Philip Lowe said the 3.35 per cent cash rate was unlikely at its peak and further increases would be needed to cool inflation.
“I don’t think we’re at the peak yet but how far they need to go we’re still unsure,” he told a parliamentary hearing in Canberra on Wednesday.
“It’s going to depend upon the inflation data, the resilience of spending, the strength of the global economy and what’s happening with prices and wages.”
Last week, the RBA delivered its ninth cash rate hike to rein in spiralling inflation, which grew 7.8 per cent annually in the December quarter.
National Australia Bank has since updated its cash rate peak forecast from 3.6 per cent to 4.1 per cent in May, which will involve three more 25 basis point increases.

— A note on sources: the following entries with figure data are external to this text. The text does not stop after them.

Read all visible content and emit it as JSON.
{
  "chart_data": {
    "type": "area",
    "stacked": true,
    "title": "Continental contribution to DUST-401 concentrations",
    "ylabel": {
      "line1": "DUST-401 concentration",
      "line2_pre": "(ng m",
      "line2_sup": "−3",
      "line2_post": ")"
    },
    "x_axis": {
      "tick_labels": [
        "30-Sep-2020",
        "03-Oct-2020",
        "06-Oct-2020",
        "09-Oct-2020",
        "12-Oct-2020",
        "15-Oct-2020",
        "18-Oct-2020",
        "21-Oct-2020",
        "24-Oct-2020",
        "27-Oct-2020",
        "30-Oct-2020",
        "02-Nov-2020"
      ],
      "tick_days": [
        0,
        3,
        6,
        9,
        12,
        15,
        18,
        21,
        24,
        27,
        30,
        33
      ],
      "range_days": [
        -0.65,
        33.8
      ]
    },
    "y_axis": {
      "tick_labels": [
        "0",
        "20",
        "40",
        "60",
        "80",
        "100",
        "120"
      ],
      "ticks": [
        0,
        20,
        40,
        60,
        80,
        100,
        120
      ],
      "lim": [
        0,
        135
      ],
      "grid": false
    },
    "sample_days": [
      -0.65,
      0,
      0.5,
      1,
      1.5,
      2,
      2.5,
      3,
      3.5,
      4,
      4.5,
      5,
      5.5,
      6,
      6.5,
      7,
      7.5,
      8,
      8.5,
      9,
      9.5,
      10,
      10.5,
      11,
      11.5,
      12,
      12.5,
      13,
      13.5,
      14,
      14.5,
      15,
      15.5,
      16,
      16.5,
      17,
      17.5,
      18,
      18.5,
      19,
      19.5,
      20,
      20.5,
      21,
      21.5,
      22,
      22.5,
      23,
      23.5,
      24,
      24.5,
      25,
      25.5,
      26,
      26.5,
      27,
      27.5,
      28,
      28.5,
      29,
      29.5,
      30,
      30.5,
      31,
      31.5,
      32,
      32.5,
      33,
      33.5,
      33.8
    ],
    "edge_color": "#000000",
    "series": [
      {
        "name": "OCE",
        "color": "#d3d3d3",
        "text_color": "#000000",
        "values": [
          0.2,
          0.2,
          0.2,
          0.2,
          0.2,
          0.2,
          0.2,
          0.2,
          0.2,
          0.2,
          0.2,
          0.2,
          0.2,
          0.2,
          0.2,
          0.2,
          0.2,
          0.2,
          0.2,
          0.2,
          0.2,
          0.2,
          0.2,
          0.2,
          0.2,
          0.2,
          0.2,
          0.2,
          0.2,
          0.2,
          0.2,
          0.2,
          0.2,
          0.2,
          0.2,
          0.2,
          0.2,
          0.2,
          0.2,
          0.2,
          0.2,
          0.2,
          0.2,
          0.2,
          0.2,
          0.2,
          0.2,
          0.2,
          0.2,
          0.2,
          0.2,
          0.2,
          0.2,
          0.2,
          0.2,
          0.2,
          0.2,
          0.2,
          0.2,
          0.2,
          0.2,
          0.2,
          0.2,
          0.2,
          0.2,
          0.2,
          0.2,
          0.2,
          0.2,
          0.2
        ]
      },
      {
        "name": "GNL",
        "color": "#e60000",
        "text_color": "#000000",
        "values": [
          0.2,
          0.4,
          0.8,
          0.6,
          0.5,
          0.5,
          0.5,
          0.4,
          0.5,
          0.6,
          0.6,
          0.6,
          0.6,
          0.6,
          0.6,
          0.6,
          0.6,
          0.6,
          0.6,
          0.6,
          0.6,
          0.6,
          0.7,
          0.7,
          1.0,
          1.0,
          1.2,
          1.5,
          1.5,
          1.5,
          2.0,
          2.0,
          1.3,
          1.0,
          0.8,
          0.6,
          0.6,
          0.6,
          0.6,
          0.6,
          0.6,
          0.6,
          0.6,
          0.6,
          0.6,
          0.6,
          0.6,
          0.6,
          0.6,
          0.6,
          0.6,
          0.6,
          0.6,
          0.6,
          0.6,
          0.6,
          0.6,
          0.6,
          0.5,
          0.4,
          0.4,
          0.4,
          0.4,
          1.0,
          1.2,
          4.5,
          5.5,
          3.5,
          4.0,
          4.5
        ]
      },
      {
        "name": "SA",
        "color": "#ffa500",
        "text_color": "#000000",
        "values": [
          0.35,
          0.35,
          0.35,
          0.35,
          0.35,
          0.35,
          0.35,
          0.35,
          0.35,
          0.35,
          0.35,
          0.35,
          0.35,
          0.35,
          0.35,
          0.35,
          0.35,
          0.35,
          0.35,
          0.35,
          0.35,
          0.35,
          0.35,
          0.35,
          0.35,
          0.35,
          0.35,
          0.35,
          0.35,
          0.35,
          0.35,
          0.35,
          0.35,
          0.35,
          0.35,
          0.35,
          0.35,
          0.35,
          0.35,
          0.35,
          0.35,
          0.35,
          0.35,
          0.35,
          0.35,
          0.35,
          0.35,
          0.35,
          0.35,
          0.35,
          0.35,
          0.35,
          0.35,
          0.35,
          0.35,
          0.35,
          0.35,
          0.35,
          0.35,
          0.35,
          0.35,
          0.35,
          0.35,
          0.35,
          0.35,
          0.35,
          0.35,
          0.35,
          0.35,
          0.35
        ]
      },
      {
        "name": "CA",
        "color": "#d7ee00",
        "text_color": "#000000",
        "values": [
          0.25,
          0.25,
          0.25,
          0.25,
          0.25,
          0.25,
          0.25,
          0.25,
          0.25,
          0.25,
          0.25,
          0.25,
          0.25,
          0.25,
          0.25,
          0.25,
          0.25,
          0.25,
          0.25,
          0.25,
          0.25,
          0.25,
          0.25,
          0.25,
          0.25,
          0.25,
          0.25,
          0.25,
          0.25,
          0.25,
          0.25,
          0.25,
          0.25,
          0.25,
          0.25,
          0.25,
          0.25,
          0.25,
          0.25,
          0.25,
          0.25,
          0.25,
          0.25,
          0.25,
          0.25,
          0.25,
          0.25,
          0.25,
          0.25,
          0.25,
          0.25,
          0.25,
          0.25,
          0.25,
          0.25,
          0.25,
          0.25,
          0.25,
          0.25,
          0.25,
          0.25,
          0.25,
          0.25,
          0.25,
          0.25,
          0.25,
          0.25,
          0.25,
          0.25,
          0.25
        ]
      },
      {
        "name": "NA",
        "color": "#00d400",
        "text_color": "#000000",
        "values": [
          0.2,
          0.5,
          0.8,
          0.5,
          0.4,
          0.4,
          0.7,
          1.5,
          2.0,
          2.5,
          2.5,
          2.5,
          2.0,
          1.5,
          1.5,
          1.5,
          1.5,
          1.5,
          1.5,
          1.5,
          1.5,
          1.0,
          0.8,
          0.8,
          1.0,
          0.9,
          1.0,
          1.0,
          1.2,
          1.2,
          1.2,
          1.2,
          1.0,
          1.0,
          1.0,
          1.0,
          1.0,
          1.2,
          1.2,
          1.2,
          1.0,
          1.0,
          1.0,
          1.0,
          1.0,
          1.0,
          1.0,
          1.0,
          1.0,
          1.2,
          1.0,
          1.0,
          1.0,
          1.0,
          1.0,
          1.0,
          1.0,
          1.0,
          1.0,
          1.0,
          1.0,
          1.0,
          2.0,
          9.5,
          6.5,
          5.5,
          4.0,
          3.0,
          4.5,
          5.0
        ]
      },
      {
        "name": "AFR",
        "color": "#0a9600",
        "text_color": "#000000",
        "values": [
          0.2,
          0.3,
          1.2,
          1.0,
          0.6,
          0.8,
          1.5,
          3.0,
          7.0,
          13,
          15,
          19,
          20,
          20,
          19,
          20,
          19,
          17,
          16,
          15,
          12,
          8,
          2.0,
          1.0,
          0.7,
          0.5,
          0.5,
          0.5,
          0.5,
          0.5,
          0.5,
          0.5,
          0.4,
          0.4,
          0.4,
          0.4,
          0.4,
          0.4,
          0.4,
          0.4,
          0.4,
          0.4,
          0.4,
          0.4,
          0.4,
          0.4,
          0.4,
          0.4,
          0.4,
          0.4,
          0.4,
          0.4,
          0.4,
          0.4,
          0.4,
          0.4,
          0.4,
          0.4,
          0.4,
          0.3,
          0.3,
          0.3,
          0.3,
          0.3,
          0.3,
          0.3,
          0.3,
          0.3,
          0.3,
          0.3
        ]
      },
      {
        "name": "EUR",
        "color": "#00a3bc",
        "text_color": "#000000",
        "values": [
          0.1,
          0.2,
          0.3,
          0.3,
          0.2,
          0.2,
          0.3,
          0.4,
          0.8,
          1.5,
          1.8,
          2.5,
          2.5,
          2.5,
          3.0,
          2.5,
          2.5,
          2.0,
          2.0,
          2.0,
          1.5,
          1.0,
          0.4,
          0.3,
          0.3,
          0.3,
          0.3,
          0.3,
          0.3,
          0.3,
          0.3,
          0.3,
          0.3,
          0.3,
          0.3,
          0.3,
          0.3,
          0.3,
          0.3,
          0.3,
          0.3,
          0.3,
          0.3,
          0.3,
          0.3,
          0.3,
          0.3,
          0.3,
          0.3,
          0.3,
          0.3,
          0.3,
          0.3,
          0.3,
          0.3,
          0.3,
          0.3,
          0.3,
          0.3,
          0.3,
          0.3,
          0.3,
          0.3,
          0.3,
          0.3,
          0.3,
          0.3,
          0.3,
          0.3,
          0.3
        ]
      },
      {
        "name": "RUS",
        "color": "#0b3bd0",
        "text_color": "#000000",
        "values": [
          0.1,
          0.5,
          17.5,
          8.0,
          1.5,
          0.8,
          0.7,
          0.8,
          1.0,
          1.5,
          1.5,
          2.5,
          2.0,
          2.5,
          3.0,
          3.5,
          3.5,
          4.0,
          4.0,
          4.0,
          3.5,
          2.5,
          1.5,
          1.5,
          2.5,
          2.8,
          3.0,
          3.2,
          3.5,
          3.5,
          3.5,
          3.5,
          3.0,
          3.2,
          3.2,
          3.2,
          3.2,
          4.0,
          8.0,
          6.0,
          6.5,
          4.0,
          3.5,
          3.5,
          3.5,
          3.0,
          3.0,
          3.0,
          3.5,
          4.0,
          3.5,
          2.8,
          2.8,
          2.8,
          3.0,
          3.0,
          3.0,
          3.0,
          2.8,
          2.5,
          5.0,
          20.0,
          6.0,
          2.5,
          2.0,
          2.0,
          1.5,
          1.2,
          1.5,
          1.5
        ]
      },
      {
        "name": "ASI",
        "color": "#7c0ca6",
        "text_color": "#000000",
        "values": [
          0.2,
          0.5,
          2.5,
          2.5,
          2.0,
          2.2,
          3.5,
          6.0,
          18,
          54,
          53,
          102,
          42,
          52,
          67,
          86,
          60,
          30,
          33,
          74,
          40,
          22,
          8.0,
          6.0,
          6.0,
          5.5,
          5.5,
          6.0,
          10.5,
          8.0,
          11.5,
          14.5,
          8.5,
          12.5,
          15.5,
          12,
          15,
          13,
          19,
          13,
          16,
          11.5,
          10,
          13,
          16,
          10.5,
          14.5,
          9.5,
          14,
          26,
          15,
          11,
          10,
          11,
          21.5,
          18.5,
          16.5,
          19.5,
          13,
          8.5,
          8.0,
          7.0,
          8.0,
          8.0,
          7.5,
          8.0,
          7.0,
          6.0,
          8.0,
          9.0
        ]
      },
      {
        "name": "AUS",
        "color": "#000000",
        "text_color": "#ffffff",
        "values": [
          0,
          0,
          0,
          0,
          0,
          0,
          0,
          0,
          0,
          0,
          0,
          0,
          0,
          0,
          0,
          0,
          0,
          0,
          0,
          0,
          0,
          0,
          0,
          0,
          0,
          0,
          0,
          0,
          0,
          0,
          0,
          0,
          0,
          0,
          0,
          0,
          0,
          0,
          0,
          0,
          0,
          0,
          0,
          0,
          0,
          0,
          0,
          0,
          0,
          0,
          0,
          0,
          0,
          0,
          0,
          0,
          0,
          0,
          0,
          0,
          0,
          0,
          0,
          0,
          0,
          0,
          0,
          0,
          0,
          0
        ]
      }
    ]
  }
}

The bank’s economists said there was evidence of resilience to high inflation and interest rates from businesses and consumers and the RBA was conveying a more hawkish approach.
Treasury secretary Steven Kennedy told the parliamentary committee inflation had most likely peaked in the December quarter.
While easing input and freight costs were starting to cool domestic inflation, he said energy and rents were working in the opposite direction.
Rents have been soaring and are expected to keep growing due to constraints on new housing supply and the recovery in migration patterns.
Dr Kennedy anticipates rental prices will continue to rise as tenants reach the end of their leases and are forced to renegotiate, with rental price growth expected to peak in June.
He also said the federal government’s intervention in energy markets would help bring inflation down, with coal and gas price caps expected to reduce inflation by half a percentage point in the 12 months to June 2024.
“Households and businesses will still face substantial increases in energy bills but the package will make a material difference to reducing cost-of-living pressures.”
The top Treasury official also dismissed concerns the federal government’s off-budget funds would fuel the immediate inflation challenge.
Dr Kennedy said the inflationary impact of the new funds in part came down to timing.
“We expect growth to slow significantly over the next year or two – I’d be quite surprised if the establishment of those funds shifted demand in any significant way across that period,” he said.
Deputy opposition leader Sussan Ley said the $45 billion in off-budget spending would put pressure on inflation and therefore interest rates.
Dr Lowe also commented on the role of fiscal policy in managing inflation, noting interest rates were a more nimble tool for managing demand in the economy than government policy.
“Fiscal policy, most of the time, should be dealing with the structural issues and structural budget position, and – except for in extraordinary times – it’s not the best tool to use to manage aggregate demand,” he said.